We’ve had a wild ride in the markets this year. The S&P 500 has been down 20%, up 17%, and, lately, doing a little bit of whatever it wants on a day-by-day basis. As I write this, markets are deciding which way to swing as stubbornly high inflation numbers indicate the Federal Reserve will have to maintain a more aggressive course of interest rate increases to cool the economy. 

The most common question I get from clients during these periods of market instability is one we would all like answered: what are the markets going to do next and when will “normal” come back? 

As someone who thrives on growing my knowledge and being helpful, I closely follow market data and economic trends and am prepared with an answer that encapsulates the opinions of market analysts, the Federal Reserve, and a variety of financial commentators. 

While I love these conversations and hope clients and friends never stop asking these questions to educate themselves, detailed answers are often guilty of obfuscating the facts that (1) no one knows when markets will calm down and (2) what we are seeing in 2022 is not abnormal market behavior. 

You can ask five different analysts or market commentators the same question about the market’s path, and get five different answers.
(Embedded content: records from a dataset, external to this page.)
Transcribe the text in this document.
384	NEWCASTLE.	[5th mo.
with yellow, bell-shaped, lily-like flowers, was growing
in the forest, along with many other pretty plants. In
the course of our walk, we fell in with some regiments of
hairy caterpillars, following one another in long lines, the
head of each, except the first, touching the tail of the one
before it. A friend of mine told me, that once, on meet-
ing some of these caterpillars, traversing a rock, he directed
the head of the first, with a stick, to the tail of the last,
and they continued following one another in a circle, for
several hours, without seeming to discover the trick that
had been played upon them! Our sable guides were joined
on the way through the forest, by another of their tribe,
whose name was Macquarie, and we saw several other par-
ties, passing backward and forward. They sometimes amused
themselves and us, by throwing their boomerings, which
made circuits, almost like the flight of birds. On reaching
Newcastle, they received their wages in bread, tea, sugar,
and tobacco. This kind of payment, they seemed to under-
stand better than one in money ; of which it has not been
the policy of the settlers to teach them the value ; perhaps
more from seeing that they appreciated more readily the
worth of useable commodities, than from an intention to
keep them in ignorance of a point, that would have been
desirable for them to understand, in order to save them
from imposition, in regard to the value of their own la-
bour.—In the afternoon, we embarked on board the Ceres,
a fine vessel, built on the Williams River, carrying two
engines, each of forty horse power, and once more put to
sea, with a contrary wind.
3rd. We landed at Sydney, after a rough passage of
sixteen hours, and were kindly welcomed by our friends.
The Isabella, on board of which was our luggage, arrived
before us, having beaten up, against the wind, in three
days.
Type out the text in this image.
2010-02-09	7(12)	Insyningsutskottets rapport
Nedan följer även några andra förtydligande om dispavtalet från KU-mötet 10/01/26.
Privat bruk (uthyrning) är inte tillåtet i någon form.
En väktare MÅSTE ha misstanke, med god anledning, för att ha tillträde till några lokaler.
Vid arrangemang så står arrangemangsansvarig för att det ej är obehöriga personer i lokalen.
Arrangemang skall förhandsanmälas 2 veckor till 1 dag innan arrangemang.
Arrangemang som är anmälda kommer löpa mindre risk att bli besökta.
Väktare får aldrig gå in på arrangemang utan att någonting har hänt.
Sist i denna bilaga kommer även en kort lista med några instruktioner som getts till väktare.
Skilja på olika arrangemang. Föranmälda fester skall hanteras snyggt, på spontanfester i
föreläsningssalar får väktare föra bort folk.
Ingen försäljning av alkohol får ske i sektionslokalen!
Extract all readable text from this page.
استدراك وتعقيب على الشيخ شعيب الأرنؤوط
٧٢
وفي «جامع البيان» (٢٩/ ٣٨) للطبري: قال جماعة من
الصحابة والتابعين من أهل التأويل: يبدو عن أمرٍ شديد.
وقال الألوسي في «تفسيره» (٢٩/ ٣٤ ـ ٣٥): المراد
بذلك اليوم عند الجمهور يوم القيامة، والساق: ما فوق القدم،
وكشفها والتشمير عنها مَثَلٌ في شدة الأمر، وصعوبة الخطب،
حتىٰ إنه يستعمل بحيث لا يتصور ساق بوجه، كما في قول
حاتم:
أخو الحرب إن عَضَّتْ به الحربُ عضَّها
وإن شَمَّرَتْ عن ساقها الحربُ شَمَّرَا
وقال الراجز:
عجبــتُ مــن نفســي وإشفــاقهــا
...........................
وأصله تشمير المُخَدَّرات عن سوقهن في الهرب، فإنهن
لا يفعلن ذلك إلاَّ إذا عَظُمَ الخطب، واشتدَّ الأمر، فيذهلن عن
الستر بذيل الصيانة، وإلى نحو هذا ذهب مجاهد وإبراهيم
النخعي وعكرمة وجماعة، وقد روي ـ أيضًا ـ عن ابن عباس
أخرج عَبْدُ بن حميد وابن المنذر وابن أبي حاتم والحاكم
None of these people would be uninformed or bombastic, but they are subject to a fundamental flaw in the human condition: trying to predict the future with the information available in the present. The best strategy, then, is to read and distill predictions from people that closely follow economic trends and consider most of these predictions as distinct possibilities. 

This doesn’t answer the question “What will happen next?” But it does reinforce one of the central tenets of long-term financial success: staying the course in difficult markets is the single easiest way to grow your portfolio and continue building wealth over decades. Success in timing the market only makes you lucky, and luck is not a key part of success in portfolio management. 

The final piece to learn to stay the course in difficult markets is remembering that financial volatility is, in fact, normal. Although the stock market run from April 2020 through December 2021 was enjoyable, it was more of an aberration than the volatility we have experienced so far in 2022. Very few investors were worried, however, because they were watching their portfolios significantly increase in value. 

So, please continue asking what the markets will do next, because I love reading and pontificating with others that are interested in financial markets. You’ll still see articles on this blog exploring what might come in the future. Take them with a grain of salt and remember that while markets always move up and down, these swings are easier to weather with the help of a solid financial plan and an advisor you trust in your corner.